Lack of access to clean water and basic health care are major concerns for Martu, and the visitors and their hosts discussed these issues at length, Bird said. The Parnngurr camp, which has about 100 residents, was established because uranium-mining companies had started to strip away parts of one of the Martu's most sacred sites in the Western Desert. "As a result of that, Martu bands moved back and settled right at the sacred site," Bird said. "They were able to draw attention to the importance of keeping their country and their estates intact. The mining stopped at Parnngurr but water supplies are contaminated with uranium."
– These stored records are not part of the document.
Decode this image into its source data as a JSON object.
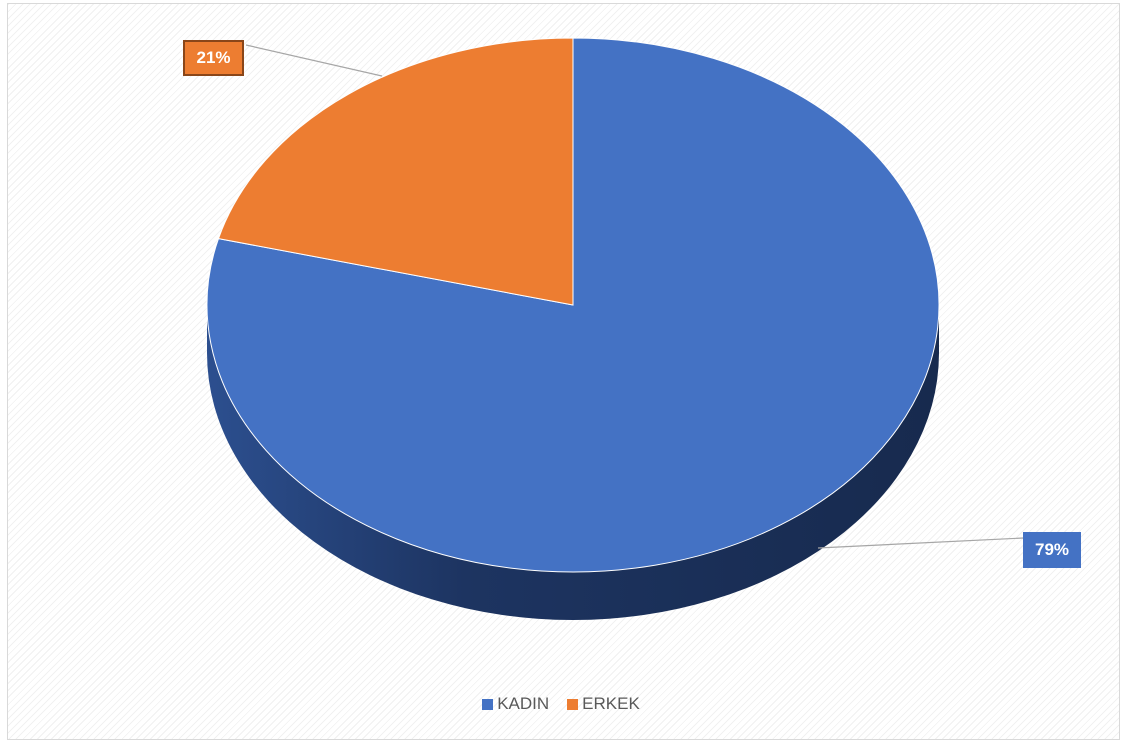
{
  "chart_data": {
    "type": "pie",
    "variant": "3d",
    "categories": [
      "KADIN",
      "ERKEK"
    ],
    "values": [
      79,
      21
    ],
    "data_labels": [
      "79%",
      "21%"
    ],
    "colors": [
      "#4472c4",
      "#ed7d31"
    ],
    "side_colors": [
      "#1f3764",
      "#8a4619"
    ],
    "legend_position": "bottom",
    "title": ""
  }
}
Although the Martu have won their "native title," the future of the outstations is uncertain because they are not economically self-sufficient, and the government has threatened to withdraw funding for essential services, such as electricity, Bird said. "If that happens, Martu hunting and gathering activities will be taken away from the landscape," he said. According to research by the Birds, a significant part of the desert's biotic web has been shaped by aboriginal land-burning practices, which have been carried out for at least 30,000 years. "In order to hunt and gather, they burn tracts of land and create a vast network of desert mosaic," Bird said. "Pulling Martu off the land will lead to devastatingly large wildfires during the next decade that will eradicate the mosaic and so many marsupials who live in the desert." It also would destroy a way of life that has existed for millennia, he said, long before European settlers arrived in Australia.
"Reflections of the People" is open weekdays from 9 a.m. to 5 p.m. (closed during lunch) at the Department of Anthropological Sciences in Building 360. Paintings in the exhibit are for sale.